Definition of linguistics in English:

linguistics

plural noun

  • [treated as singular] The scientific study of language and its structure, including the study of morphology, syntax, phonetics, and semantics. Specific branches of linguistics include sociolinguistics, dialectology, psycholinguistics, computational linguistics, historical-comparative linguistics, and applied linguistics.

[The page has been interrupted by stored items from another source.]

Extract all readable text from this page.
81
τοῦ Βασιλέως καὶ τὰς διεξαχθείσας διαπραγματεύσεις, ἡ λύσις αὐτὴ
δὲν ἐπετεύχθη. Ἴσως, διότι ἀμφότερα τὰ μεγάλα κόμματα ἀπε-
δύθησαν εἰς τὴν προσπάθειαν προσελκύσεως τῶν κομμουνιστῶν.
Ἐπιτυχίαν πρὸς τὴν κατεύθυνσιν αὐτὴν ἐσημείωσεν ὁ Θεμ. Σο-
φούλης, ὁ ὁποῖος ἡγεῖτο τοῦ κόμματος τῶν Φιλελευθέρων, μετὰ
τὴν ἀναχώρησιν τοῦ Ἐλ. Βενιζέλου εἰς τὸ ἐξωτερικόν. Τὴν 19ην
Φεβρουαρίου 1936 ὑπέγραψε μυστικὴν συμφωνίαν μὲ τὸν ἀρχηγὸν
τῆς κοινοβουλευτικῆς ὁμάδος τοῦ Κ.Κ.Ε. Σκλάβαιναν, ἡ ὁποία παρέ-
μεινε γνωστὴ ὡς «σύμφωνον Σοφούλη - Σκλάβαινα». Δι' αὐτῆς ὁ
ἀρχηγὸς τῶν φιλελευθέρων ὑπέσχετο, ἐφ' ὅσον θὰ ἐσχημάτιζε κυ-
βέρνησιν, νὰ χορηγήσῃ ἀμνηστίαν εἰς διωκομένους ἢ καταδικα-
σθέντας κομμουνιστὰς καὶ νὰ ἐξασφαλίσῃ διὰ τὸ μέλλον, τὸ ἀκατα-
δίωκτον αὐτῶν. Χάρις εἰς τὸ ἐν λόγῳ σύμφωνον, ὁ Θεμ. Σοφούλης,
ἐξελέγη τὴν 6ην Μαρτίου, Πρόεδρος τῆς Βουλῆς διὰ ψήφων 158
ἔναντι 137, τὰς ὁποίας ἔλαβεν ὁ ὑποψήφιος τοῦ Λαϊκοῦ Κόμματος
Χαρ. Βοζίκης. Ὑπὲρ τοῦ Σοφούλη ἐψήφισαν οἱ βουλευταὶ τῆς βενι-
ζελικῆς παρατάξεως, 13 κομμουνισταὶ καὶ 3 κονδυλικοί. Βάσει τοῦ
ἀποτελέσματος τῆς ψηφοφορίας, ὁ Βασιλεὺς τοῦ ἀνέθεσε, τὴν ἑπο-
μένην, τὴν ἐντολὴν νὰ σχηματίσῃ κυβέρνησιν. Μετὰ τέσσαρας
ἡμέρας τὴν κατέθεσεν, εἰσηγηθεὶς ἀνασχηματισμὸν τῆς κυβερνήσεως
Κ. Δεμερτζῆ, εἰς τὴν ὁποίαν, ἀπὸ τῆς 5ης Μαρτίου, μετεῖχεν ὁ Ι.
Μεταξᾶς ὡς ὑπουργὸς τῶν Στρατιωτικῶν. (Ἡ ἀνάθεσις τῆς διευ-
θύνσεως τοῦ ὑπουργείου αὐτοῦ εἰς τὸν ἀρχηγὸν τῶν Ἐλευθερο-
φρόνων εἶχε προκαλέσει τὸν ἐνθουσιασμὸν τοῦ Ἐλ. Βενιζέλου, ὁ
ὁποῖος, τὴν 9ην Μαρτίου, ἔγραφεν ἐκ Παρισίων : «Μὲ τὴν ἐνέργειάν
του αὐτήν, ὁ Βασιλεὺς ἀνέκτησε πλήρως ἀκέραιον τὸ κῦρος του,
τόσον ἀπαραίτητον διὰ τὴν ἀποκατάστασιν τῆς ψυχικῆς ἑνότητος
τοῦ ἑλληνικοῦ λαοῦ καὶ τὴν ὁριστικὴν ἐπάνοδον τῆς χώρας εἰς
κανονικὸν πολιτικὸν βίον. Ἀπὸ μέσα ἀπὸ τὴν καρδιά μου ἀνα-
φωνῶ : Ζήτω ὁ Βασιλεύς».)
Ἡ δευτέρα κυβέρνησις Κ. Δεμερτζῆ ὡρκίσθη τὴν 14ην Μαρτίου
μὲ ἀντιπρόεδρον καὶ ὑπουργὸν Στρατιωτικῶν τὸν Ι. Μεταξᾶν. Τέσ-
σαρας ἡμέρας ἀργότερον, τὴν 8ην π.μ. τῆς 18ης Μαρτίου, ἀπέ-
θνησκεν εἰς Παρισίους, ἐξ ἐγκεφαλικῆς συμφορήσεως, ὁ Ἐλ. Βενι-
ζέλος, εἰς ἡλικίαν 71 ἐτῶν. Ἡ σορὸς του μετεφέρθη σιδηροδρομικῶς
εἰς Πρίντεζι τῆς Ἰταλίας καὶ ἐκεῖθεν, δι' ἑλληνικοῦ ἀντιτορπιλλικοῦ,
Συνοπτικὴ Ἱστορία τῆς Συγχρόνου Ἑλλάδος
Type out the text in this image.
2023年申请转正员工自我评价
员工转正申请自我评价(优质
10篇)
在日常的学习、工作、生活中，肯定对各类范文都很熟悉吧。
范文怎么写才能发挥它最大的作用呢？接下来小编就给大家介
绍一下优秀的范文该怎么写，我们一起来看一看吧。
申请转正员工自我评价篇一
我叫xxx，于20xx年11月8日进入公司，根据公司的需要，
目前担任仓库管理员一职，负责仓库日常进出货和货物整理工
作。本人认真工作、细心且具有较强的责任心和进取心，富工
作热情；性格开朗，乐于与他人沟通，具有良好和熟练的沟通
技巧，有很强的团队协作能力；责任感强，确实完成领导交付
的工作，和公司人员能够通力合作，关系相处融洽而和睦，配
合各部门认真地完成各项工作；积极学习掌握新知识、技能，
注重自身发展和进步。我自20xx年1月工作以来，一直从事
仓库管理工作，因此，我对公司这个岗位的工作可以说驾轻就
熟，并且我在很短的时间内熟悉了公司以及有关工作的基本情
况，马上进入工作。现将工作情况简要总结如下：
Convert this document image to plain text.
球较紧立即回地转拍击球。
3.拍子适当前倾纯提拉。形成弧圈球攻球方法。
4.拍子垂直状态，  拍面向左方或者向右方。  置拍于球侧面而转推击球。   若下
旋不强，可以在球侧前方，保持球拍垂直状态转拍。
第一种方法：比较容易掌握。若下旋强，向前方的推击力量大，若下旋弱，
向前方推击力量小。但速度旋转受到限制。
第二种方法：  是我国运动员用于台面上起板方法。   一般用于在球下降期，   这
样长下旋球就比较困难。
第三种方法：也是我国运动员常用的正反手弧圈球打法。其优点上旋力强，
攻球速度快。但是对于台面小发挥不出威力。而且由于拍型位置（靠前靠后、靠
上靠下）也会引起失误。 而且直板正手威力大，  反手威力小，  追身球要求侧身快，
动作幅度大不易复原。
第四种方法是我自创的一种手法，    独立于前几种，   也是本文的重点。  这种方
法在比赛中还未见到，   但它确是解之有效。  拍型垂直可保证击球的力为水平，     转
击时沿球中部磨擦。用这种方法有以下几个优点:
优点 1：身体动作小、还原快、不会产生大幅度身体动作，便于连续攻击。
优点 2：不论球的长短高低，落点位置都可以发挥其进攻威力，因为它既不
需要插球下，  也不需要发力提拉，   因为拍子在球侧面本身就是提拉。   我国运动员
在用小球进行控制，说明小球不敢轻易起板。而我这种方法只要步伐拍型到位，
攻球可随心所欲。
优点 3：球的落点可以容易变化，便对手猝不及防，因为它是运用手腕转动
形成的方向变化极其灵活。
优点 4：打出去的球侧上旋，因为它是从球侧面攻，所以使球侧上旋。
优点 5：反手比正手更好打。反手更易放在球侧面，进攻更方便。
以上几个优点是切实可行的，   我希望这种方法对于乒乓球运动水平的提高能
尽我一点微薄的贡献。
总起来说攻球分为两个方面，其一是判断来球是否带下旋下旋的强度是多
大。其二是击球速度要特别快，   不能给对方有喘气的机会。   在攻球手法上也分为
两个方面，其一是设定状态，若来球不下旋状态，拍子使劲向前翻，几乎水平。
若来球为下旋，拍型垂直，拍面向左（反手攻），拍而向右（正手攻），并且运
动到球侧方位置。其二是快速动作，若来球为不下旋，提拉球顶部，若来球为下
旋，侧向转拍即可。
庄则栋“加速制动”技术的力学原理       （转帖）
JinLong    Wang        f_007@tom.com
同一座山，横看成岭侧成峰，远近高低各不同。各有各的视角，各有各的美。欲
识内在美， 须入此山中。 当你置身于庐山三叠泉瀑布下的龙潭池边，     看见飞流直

    • ‘I don't know how well I could have understood linguistics without knowing another language.’
    • ‘Not all scholars are agreed on the boundaries and relationship between linguistics and sociolinguistics.’
    • ‘In linguistics a grammar is a limited set of rules which allows the production an unlimited number of sentences.’
    • ‘I won't comment on the theology of this position, but as linguistics, it's nonsense.’
    • ‘In fact, after psychology, linguistics is probably the cognitive discipline par excellence.’
    • ‘Considering how small a fraction of the web is devoted to linguistics, that's extraordinary.’
    • ‘It includes an essay on language and linguistics, which may be supplemented by the treatment of style in Book III of the Rhetoric.’
    • ‘In linguistics, there are presently two main approaches to solving the problems associated with the description of emotions.’
    • ‘Machine translation is at the confluence of linguistics and computer science.’
    • ‘There are interesting ideas contained in the sections on linguistics and sociology.’
    • ‘Are there any equations that come out of linguistics that should be included in my hypothetical course?’
    • ‘All I mean by internet linguistics is the application of linguistics as a subject to this new domain of language experience.’
    • ‘Comparisons between linguistics and fields like history or chemistry give similar results.’
    • ‘The notion of specificity in linguistics is notoriously non-specific.’
    • ‘Prosody in linguistics refers to the study of intonation, tone, and stress in language.’
    • ‘If I studied linguistics my French professor would be sure to have a stroke.’
    • ‘She studied for a year in Paris, when she studied linguistics at the Sorbonne.’
    • ‘That most if not all human languages are infinite is one of the central observations of modern linguistics.’
    • ‘It is concerned with the applications of linguistics and psycholinguistics in first-language education.’
    • ‘His views revolutionized the study of language and inaugurated modern linguistics.’